Plagiatsvorwurf
Romney kupfert Wahlkampfslogan aus TV-Serie ab
Skurriler US-Wahlkampf: Während sich Mitt Romney mit einem peinlichen Plagiatsvorwurf herumplagen muss, bekommt Barack Obama ein Problem mit "Big Bird", dem gelben Riesenvogel aus der Sesamstraße.

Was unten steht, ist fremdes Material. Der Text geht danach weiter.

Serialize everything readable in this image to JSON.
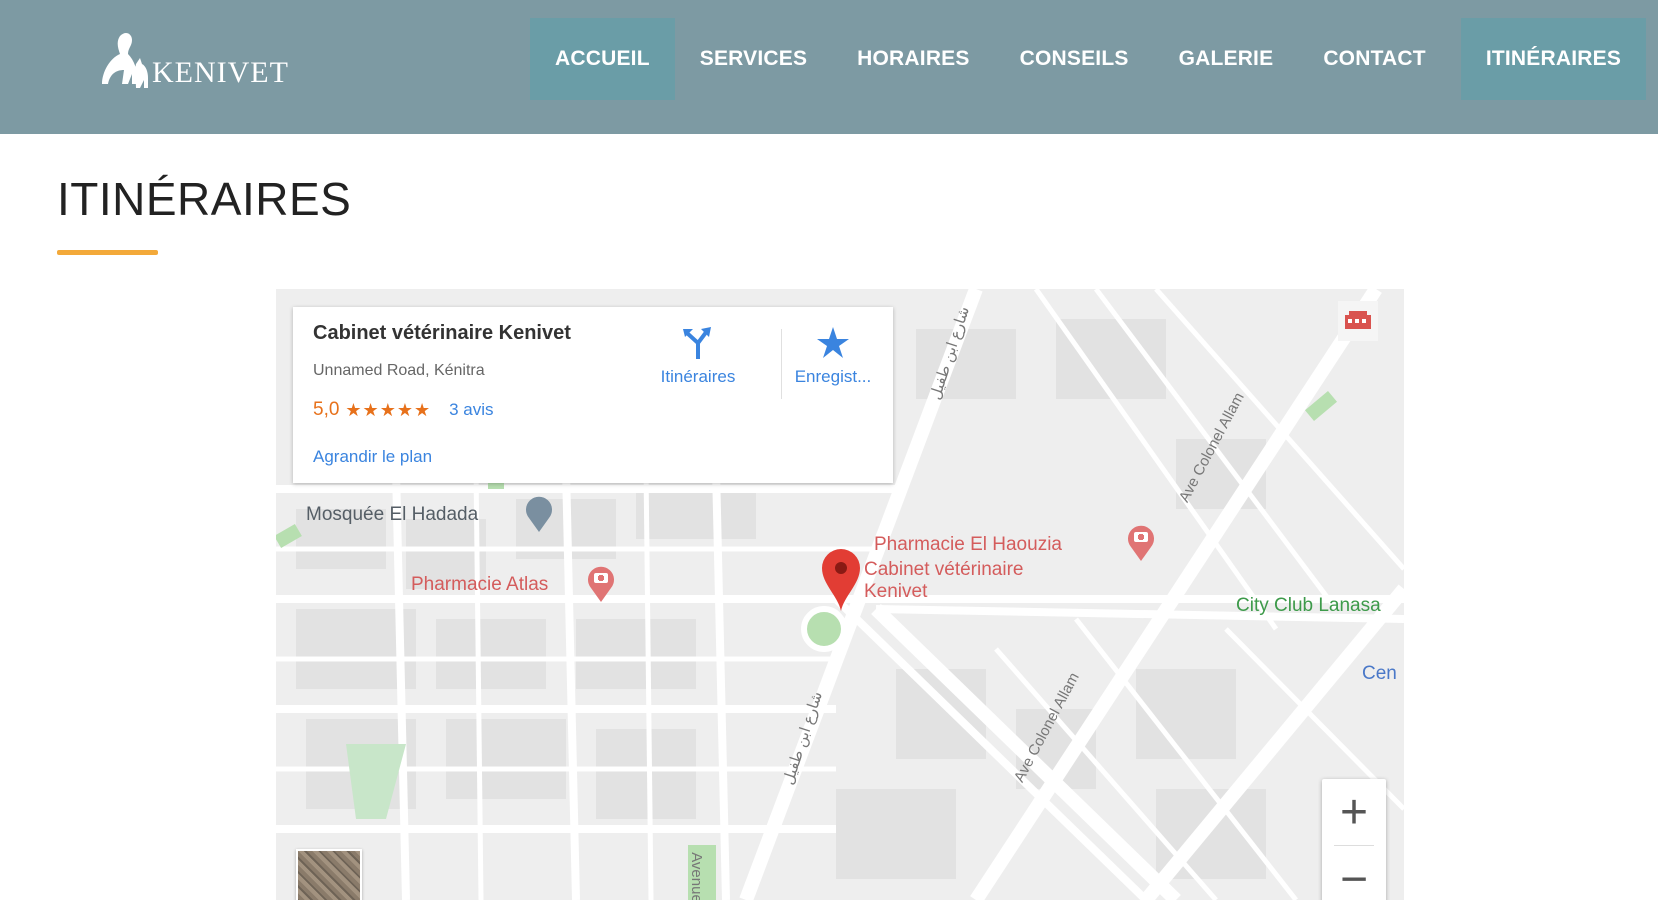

"Mit klarem Blick und vollem Herzen kann man nicht verlieren." Die zuckrig-kitschige Anfeuerungsformel eines Highschool-Footballtrainers aus der TV-Serie "Friday Night Lights" hat Mitt Romney so ins Herz geschlossen, dass er sich seit Tagen den Slogan in Wahlkampfreden und auf Spruchbändern zu eigen macht.
Der Diebstahl, das Plagiat, die Aneignung, ganz wie man will, missfällt dem Drehbuchautor und Schöpfer der Serie Peter Berg so sehr, dass er den republikanischen Präsidentschafts-Kandidaten in einem Brief aufforderte, sich gefälligst einen eigenen Wahlkampfslogan auszudenken: "Ihre Politik und ihre Kampagne haben offenkundig keinen Bezug zu den Themen in unserer Serie. (…) Den einzig tauglichen Vergleich zwischen Ihrer Kampagne und 'Friday Night Lights' sehe ich in der Rolle des Buddy Garrity, der sich von amerikanischen Autos abwendet und japanische importiert."
Es fügt sich ironisch, dass der Autor des Romans "Friday Night Lights" Buzz Bissinger, lebenslang ein Wähler der Demokraten, nun seine Unterstützung für Romney öffentlich kundtat.
Alles wird von Republikanern eingemeindet
Noch hat sich das Team um Mitt Romney nicht zu dem Plagiatsvorwurf geäußert. Juristisch wäre ein Verbot noch schwerer durchzusetzen als der Gebrauch (oder Missbrauch) von Rockhymnen im Wahlkampf. Bruce Springsteen wehrte sich einst gegen Ronald Reagans Umarmung von "Born in the U.S.A." – heute verklagt ein Mitautor von "Eye of the Tiger" Newt Gingrich.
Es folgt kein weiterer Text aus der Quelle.